Other hypotheses include Black patients harboring past negative healthcare experiences in hospitals, potentially heightening negative scenarios, he said, adding that racially charged language used in electronic medical records could have also contributed. A January study found that negative descriptors like “noncompliant” and “aggressive” are disproportionately used in Black and minority patient records.
Unlike the 2021 Massachusetts study, the recent paper found no statistically significant correlation between race, ethnicity and physical restraining. The results could show a lower threshold to call security on Black patients, with hospital personnel potentially de-escalating situations or eventually realizing that patients don’t pose an “actual threat,” Valtis said. Physical restraints are also more complex decisions that can involve agreements between doctors, nurses and security and are only used as a last resort, he added.
“So maybe taking more time to consider the decision [to restrain] and bringing more people to consider the decision makes it less likely that bias and racism will guide the decision,” Valtis said.
Black patients face a risk when entering hospital systems in which they are the minority, said Gail Christopher, executive director of the D.C.-based nonprofit the National Collaborative for Health Equity. Hospital systems are still “woefully lacking” in physicians of color and other high-level staff roles, she said.
“Whenever you're in a system like that, particularly a medical system where as soon as you show up you’re vulnerable and showing up in need, then you're at risk for individual biases being expressed,” Christopher said. “And because you're vulnerable, and others have authority, either the authority over your body as a physician or the authority over your behavior as a security person, then you're vulnerable to the manifestation of those biases.”
Risk and vulnerability in hospitals is so prevalent that Christopher advises patients of color not to go into medical systems alone.
“And that’s sad that we live in such a time,” Christopher said. “But it’s the truth.”
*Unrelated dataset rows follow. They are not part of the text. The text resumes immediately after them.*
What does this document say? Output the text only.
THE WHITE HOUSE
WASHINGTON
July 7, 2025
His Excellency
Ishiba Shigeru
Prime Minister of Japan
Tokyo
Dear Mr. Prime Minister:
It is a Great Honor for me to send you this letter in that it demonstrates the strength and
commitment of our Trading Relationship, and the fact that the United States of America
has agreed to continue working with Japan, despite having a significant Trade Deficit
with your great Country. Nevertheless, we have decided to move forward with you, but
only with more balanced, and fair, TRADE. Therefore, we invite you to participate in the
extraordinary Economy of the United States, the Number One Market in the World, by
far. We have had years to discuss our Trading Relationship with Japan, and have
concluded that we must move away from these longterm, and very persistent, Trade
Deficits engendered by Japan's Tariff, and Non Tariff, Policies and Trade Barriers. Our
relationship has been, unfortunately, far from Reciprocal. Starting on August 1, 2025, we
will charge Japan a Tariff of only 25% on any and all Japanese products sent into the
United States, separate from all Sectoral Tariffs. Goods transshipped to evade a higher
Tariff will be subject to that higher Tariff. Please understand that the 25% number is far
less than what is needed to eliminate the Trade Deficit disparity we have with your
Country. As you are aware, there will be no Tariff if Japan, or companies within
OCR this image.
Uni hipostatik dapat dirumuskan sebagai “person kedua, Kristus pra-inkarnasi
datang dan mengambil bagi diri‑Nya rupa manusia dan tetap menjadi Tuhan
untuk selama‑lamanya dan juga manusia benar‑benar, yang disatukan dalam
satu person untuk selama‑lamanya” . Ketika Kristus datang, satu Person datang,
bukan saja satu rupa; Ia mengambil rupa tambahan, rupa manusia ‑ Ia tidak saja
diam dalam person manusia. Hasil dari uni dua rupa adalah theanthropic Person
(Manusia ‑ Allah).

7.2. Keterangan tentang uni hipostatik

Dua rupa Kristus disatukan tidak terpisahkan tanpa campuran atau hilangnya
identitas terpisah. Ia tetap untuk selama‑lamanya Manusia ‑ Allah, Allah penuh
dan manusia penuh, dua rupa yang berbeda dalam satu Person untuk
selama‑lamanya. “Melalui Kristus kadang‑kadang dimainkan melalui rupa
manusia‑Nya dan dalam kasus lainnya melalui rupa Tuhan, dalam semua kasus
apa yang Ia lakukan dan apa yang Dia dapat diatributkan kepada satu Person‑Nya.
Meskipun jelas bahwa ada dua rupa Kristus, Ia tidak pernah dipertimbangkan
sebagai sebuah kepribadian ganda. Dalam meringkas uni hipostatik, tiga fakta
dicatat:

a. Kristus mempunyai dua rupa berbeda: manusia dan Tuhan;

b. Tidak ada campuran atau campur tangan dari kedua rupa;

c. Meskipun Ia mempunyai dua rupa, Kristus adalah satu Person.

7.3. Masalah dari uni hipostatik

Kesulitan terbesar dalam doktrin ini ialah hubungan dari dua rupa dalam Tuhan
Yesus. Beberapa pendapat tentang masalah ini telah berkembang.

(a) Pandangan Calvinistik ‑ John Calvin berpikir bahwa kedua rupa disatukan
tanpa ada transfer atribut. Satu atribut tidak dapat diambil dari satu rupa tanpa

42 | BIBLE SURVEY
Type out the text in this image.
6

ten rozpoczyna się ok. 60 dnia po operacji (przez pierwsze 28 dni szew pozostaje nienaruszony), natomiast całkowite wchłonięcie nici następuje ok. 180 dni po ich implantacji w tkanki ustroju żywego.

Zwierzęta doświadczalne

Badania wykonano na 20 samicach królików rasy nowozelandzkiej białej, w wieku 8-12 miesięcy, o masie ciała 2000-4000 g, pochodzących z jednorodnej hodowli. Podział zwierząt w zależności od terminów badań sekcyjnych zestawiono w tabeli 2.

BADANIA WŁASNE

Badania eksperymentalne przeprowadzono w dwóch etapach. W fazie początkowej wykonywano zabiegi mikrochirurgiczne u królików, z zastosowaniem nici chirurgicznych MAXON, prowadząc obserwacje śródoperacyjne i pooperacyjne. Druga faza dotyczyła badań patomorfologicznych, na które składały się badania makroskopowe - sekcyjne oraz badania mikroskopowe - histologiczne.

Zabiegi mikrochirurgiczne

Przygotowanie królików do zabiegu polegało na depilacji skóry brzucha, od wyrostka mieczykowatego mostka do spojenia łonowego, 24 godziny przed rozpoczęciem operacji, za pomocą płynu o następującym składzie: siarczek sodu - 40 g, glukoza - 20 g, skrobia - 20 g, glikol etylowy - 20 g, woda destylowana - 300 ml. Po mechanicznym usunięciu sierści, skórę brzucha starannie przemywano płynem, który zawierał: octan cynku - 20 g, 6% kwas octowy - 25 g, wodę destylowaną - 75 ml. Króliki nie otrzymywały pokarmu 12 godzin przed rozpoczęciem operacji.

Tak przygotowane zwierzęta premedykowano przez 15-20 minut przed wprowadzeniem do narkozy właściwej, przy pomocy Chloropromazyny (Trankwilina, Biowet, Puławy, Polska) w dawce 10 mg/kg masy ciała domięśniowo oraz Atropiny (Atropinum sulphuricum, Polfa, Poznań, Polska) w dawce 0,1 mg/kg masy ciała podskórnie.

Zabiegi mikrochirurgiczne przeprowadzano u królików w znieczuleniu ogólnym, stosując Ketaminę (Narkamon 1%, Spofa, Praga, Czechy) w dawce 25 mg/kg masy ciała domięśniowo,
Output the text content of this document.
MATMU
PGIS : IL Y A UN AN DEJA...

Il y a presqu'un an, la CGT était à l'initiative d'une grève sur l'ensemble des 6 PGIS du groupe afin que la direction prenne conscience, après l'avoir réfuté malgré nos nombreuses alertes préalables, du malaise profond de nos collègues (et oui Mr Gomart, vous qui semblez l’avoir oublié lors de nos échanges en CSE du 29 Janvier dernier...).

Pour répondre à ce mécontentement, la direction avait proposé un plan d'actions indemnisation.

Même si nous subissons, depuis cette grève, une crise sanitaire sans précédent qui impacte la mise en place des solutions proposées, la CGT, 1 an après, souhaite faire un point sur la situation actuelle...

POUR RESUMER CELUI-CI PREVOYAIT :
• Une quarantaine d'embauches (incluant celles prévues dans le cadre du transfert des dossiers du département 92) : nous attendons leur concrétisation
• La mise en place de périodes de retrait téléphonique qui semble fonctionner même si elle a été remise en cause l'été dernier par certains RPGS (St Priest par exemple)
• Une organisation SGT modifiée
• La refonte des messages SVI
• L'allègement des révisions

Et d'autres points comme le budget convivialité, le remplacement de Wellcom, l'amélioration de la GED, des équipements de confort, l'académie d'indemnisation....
The Collaborative recognizes that healthcare disparities can’t be fixed only by hospitals, the public sector, or other single entities, the executive director said. Instead, the non-profit takes a multi-prong approach to eliminating racism including a curriculum called TRHT, a five-pillared strategy including narrative change, racial healing and relationship building, segregation and separation, law and economy.
Brigham is trying to address healthcare disparities by running anti-racism and trauma-informed de-escalation training in the emergency medicine department. The program, which was funded by a 2020-2021 internal department grant, developed pilot training for interdisciplinary groups to de-escalate patients in a more unbiased way. The program is currently ongoing and has trained about 120 staff members with the goal of training approximately 500 staff, said Dana Im, director of quality and safety at Brigham’s emergency medicine department.
The training provides safe spaces for staff to ask questions and analyze the data, Im said. Sensitivity is a factor as well, the director said, adding that the study results were “really hard” and “difficult” to hear for staff.
“It’s tough to be having these conversations, but they’re so important,” Valtis said. “At the end of the day it’s just important for us to keep in mind that we're doing this to take better care of our patients.”